Notwithstanding its steady growth over the years, official reports from the National Bank Ethiopia (NBE) continue to put Ethiopia’s remittance inflow below one billion dollars.

Officials in the banking sector say the survey forwards “an astonishing amount”, figures that see the latest remittance inflow quadrupled to 3.2 billion dollars (52.8 billion Ethiopian birr, approximately).

In the budget year of 2008/09 alone Ethiopia earned about 723 million dollars from international remittances.

According to the survey’s estimation, 14 percent of Ethiopian adults regularly receive an average of 600 dollars from abroad, at an average of 120 dollars per transaction and five transactions a year.

Surprise

But, the outcome of the research has “surprised” many in the financial sector. “We are astonished by the figures and I think it’s exaggerated,” a remittance expert from NBE said on condition of anonymity.

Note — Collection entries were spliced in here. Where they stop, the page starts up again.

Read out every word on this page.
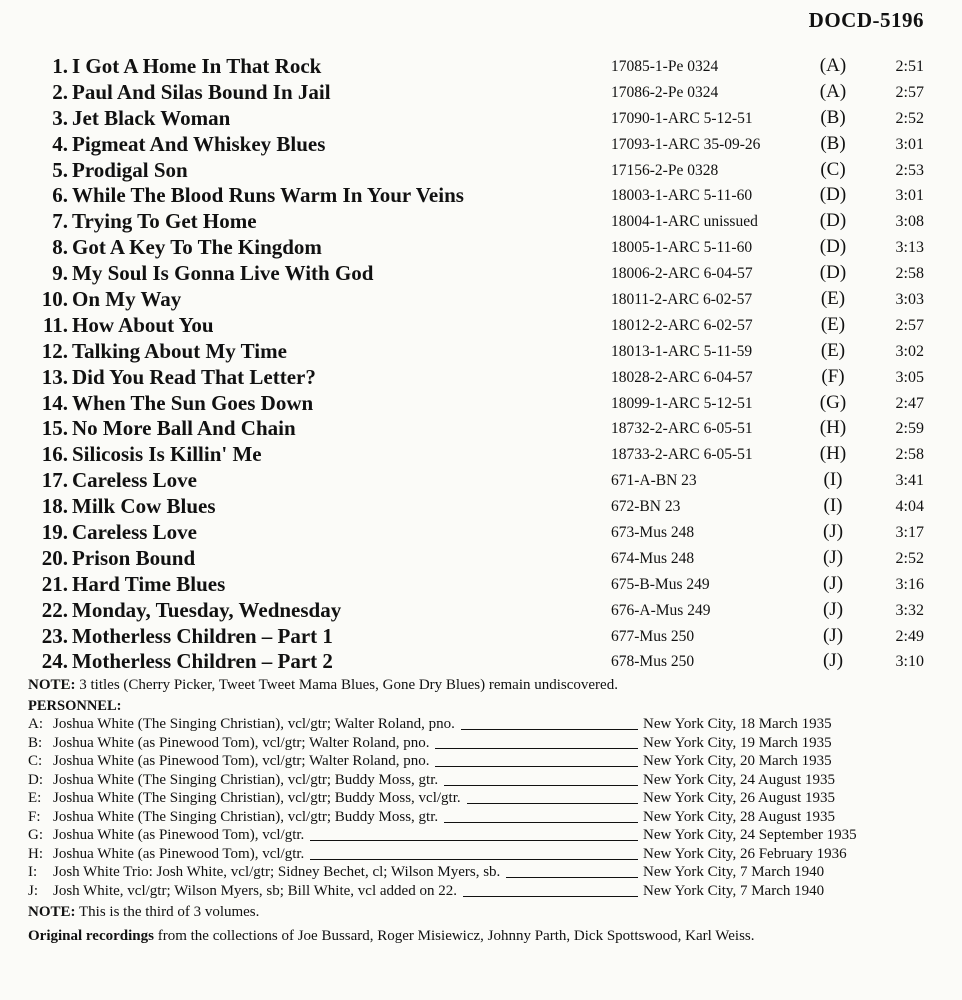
DOCD-5196
1. I Got A Home In That Rock	17085-1-Pe 0324	(A)	2:51
2. Paul And Silas Bound In Jail	17086-2-Pe 0324	(A)	2:57
3. Jet Black Woman	17090-1-ARC 5-12-51	(B)	2:52
4. Pigmeat And Whiskey Blues	17093-1-ARC 35-09-26	(B)	3:01
5. Prodigal Son	17156-2-Pe 0328	(C)	2:53
6. While The Blood Runs Warm In Your Veins	18003-1-ARC 5-11-60	(D)	3:01
7. Trying To Get Home	18004-1-ARC unissued	(D)	3:08
8. Got A Key To The Kingdom	18005-1-ARC 5-11-60	(D)	3:13
9. My Soul Is Gonna Live With God	18006-2-ARC 6-04-57	(D)	2:58
10. On My Way	18011-2-ARC 6-02-57	(E)	3:03
11. How About You	18012-2-ARC 6-02-57	(E)	2:57
12. Talking About My Time	18013-1-ARC 5-11-59	(E)	3:02
13. Did You Read That Letter?	18028-2-ARC 6-04-57	(F)	3:05
14. When The Sun Goes Down	18099-1-ARC 5-12-51	(G)	2:47
15. No More Ball And Chain	18732-2-ARC 6-05-51	(H)	2:59
16. Silicosis Is Killin' Me	18733-2-ARC 6-05-51	(H)	2:58
17. Careless Love	671-A-BN 23	(I)	3:41
18. Milk Cow Blues	672-BN 23	(I)	4:04
19. Careless Love	673-Mus 248	(J)	3:17
20. Prison Bound	674-Mus 248	(J)	2:52
21. Hard Time Blues	675-B-Mus 249	(J)	3:16
22. Monday, Tuesday, Wednesday	676-A-Mus 249	(J)	3:32
23. Motherless Children – Part 1	677-Mus 250	(J)	2:49
24. Motherless Children – Part 2	678-Mus 250	(J)	3:10
NOTE: 3 titles (Cherry Picker, Tweet Tweet Mama Blues, Gone Dry Blues) remain undiscovered.
PERSONNEL:
A: Joshua White (The Singing Christian), vcl/gtr; Walter Roland, pno.	New York City, 18 March 1935
B: Joshua White (as Pinewood Tom), vcl/gtr; Walter Roland, pno.	New York City, 19 March 1935
C: Joshua White (as Pinewood Tom), vcl/gtr; Walter Roland, pno.	New York City, 20 March 1935
D: Joshua White (The Singing Christian), vcl/gtr; Buddy Moss, gtr.	New York City, 24 August 1935
E: Joshua White (The Singing Christian), vcl/gtr; Buddy Moss, vcl/gtr.	New York City, 26 August 1935
F: Joshua White (The Singing Christian), vcl/gtr; Buddy Moss, gtr.	New York City, 28 August 1935
G: Joshua White (as Pinewood Tom), vcl/gtr.	New York City, 24 September 1935
H: Joshua White (as Pinewood Tom), vcl/gtr.	New York City, 26 February 1936
I: Josh White Trio: Josh White, vcl/gtr; Sidney Bechet, cl; Wilson Myers, sb.	New York City, 7 March 1940
J: Josh White, vcl/gtr; Wilson Myers, sb; Bill White, vcl added on 22.	New York City, 7 March 1940
NOTE: This is the third of 3 volumes.
Original recordings from the collections of Joe Bussard, Roger Misiewicz, Johnny Parth, Dick Spottswood, Karl Weiss.
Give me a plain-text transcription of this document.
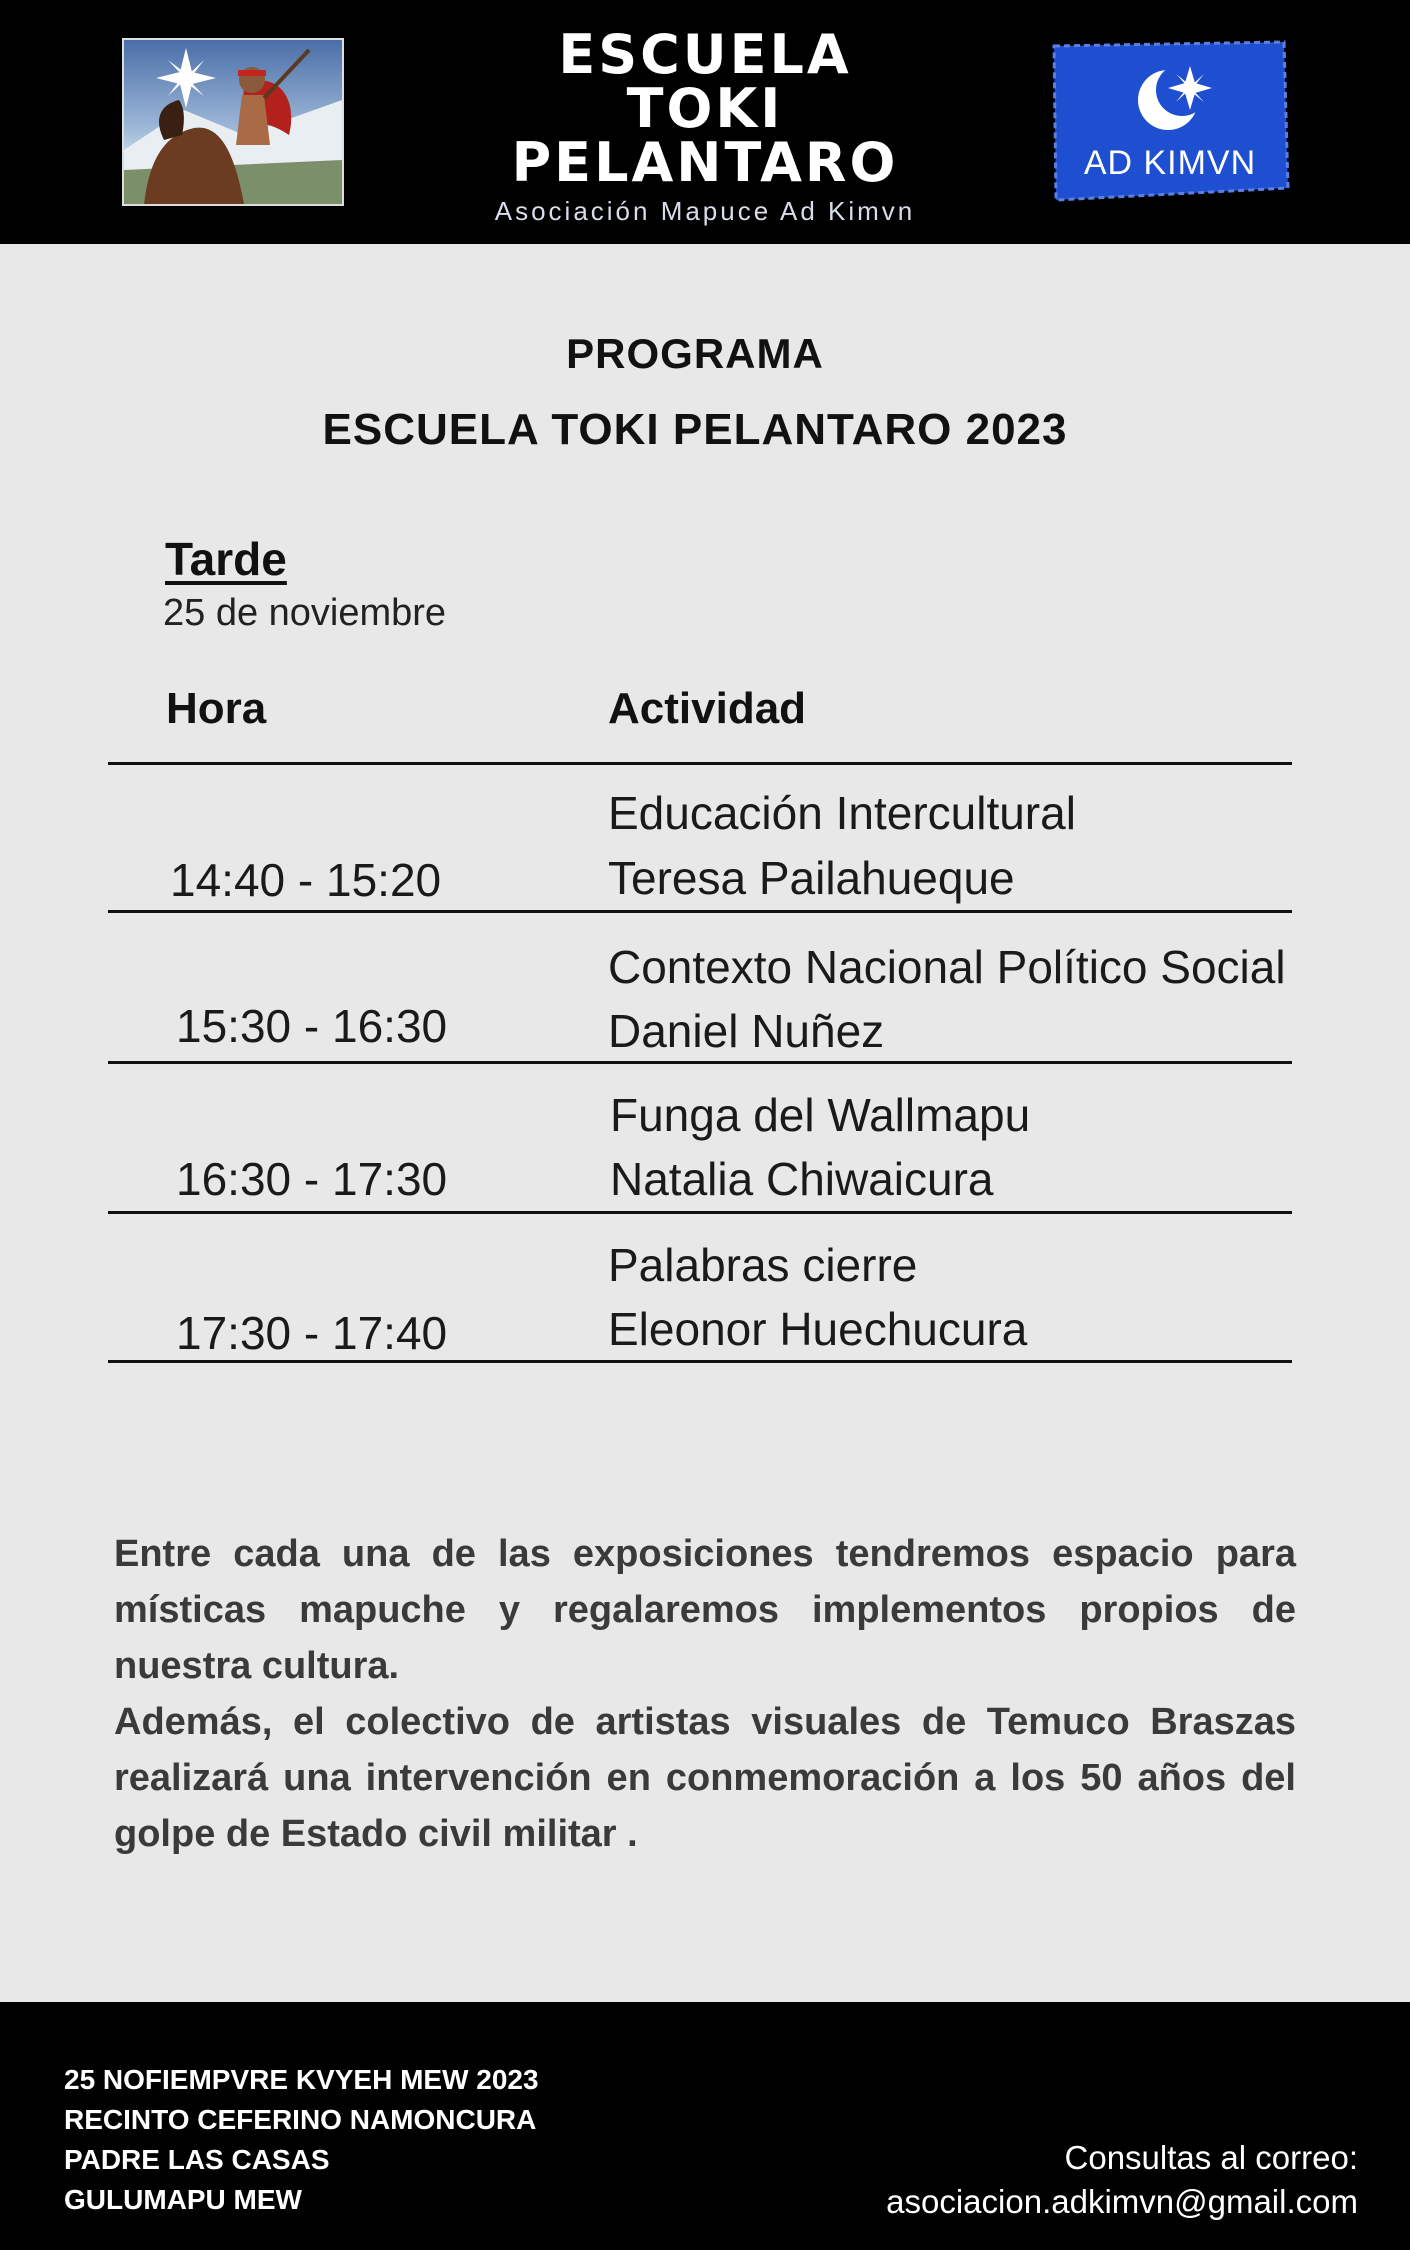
ESCUELA
TOKI
PELANTARO
Asociación Mapuce Ad Kimvn
AD KIMVN
PROGRAMA
ESCUELA TOKI PELANTARO 2023
Tarde
25 de noviembre
Hora	Actividad
Educación Intercultural
Teresa Pailahueque
14:40 - 15:20
Contexto Nacional Político Social
Daniel Nuñez
15:30 - 16:30
Funga del Wallmapu
Natalia Chiwaicura
16:30 - 17:30
Palabras cierre
Eleonor Huechucura
17:30 - 17:40

Entre cada una de las exposiciones tendremos espacio para místicas mapuche y regalaremos implementos propios de nuestra cultura.

Además, el colectivo de artistas visuales de Temuco Braszas realizará una intervención en conmemoración a los 50 años del golpe de Estado civil militar .

25 NOFIEMPVRE KVYEH MEW 2023
RECINTO CEFERINO NAMONCURA
PADRE LAS CASAS
GULUMAPU MEW
Consultas al correo:
asociacion.adkimvn@gmail.com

According to him, Ethiopia needs “to look at the research first before responding to it.”

Another official in the private banking sector argues that the study’s inability to consider the Ethiopian fiscal date as a basis for research throws some serious doubts “over its outcome”.

However, the World Bank asserts that despite significant progress in remittance recording methods all over the world, most official statistics in sub-Saharan Africa still underestimate the true size of remittance flows.

A consultant on remittances at the World Bank, Professor Donald Terry said that it was not unusual that “people in Ethiopia are surprised”.

“This is a typical reception that you get when you release an estimate of this kind,” he said. “The methodology used for the study is very accurate… it caused the same kind of stir across the world when it was first used ten years ago” says Prof. Terry.

The expert also believes that considering the significant number of Diaspora Ethiopians the accuracy of the World Bank figures is highly probable. Reports estimate that between 1.5 million and 2 million Ethiopians are living abroad.

“We are not trying to get into any confrontation and it’s simply to say that there are certain types of methodologies which are very difficult for official data collection to reflect accurately and this is one of them,” he said.

The professor urged the national bank to engineer a type of methodology for data collection that tracks back both informal and formal channels.